# Sisters of Silence



## Kharnate_Follower (Jun 30, 2008)

They're like Sisters of Battle... but different.

For those who haven't read up on their Horus Heresy history, the Sisters of Silence (or the Silent Sisterhood), were a group of power-armored women who commanded the Black Ships that hunted down and captured psykers for various uses, such as the Adeptus Astronomica, or simply killed them if they were too dangerous. 

They are psychic "blanks", meaning that psychic power is unusable in their presence. 





































Still needs some touching up, but that will all come in time.

Comments and all for now...


----------



## LukeValantine (Dec 2, 2008)

Aww for a second I though someone converted SOB that would shut up, and get the battle brothers their damn sandwiches.


----------



## Dar'kir (Jul 11, 2009)

dig the conversion, did it start out as a DE troop model??


----------



## Azkaellon (Jun 23, 2009)

Very Nice, My only comment is that the breasts need to be reshaped a bit.


----------



## Liber Heresius (May 10, 2009)

Nice, I've been waiting for someone to do this for a while.
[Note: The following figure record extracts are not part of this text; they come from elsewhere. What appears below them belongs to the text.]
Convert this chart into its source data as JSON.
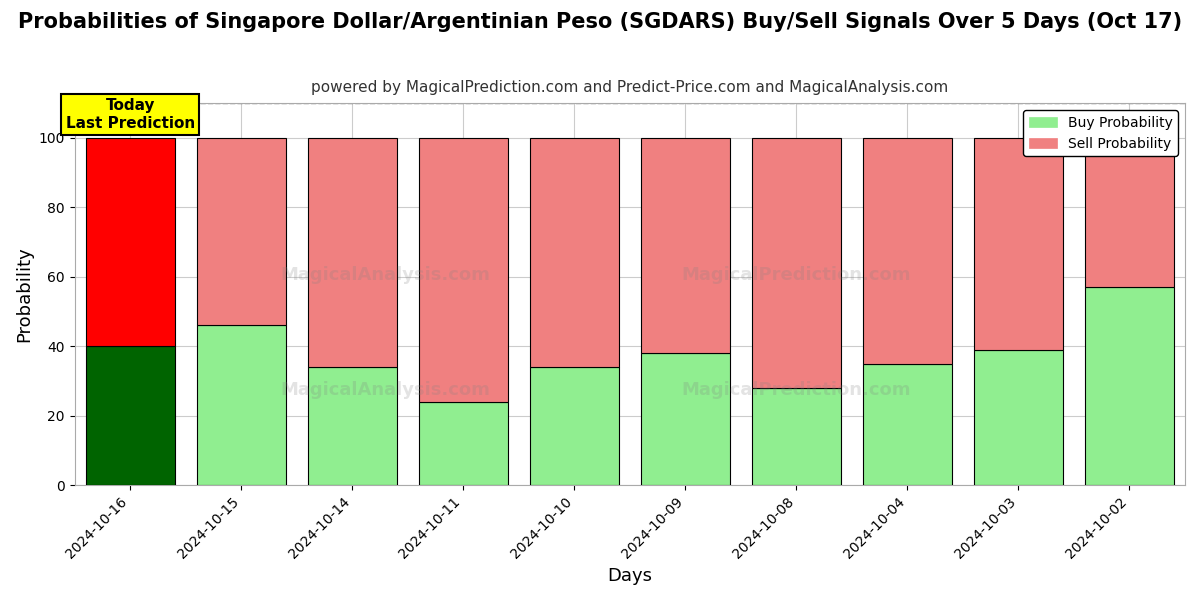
{
  "title": "Probabilities of Singapore Dollar/Argentinian Peso (SGDARS) Buy/Sell Signals Over 5 Days (Oct 17)",
  "subtitle": "powered by MagicalPrediction.com and Predict-Price.com and MagicalAnalysis.com",
  "xlabel": "Days",
  "ylabel": "Probability",
  "categories": [
    "2024-10-16",
    "2024-10-15",
    "2024-10-14",
    "2024-10-11",
    "2024-10-10",
    "2024-10-09",
    "2024-10-08",
    "2024-10-04",
    "2024-10-03",
    "2024-10-02"
  ],
  "buy_values": [
    40,
    46,
    34,
    24,
    34,
    38,
    28,
    35,
    39,
    57
  ],
  "sell_values": [
    60,
    54,
    66,
    76,
    66,
    62,
    72,
    65,
    61,
    43
  ],
  "today_bar_index": 0,
  "today_buy_color": "#006400",
  "today_sell_color": "#ff0000",
  "other_buy_color": "#90ee90",
  "other_sell_color": "#f08080",
  "bar_edge_color": "#000000",
  "ylim": [
    0,
    110
  ],
  "dashed_line_y": 110,
  "legend_buy_label": "Buy Probability",
  "legend_sell_label": "Sell Probability",
  "today_label": "Today\nLast Prediction",
  "background_color": "#ffffff",
  "grid_color": "#cccccc",
  "title_fontsize": 15,
  "subtitle_fontsize": 11,
  "axis_label_fontsize": 13,
  "tick_label_fontsize": 10
}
Overall nice job modelling. I'd be interested in a brief overview of the conversion process.


----------



## JB Mallus (Apr 28, 2009)

Hmm, interesting idea. How many are you going to make?
JB


----------



## Kharnate_Follower (Jun 30, 2008)

@JB Mallus- I'm making them for a Pre-Heresy squad competition, and the rules say anything between 3-20 or so. I'm going to start off with making the bare minimum of 3, then maybe 5 if I have the time. I really want to make a whole army 'count as' using SoB rules with Malcador the Sigillite leading them, but I'll see what happens in time. 

@Liber Heresius- Thanks, I'm glad you like it. I'm currently working on #2, so I'll try and make a step-by-step of the process. What I can say is that it uses a lot of GS, but I'll show the different pieces before and after being converted.

@Witch King of Angmar- Yeah, I realized that after the GS had hardened. I was going off of a picture in the HH artbook where the SoS's breast plates were slightly droopy, but after looking at the other art pieces of them, I realized that it wasn't in-line with the other ones. The next one will have that fixed.

@Dar'kir- The head (face-mask GS-ed) and arms are Dark Eldar Warrior, but the rest of the model is Dark Elf Corsair (with conversions). The bolter is obviously SM.

@LukeValantine- I lmao'd at that comment! 

Thanks for all the comments so far, and keep them coming!!

Keep posted for updates, and maybe Jenetia Krole at some point.


----------



## Maverick421 (Apr 7, 2008)

Very nicely done, especially like the color scheme. Cheers!


----------



## Arch_inquisitor (Jan 4, 2008)

Looks great, I kinda hoped someone would model some sisters of silence and now here we have it. 

Good job have some rep for being the first I've seen to do this. +4


----------



## GenericName552 (Apr 3, 2010)

really nice live the head


----------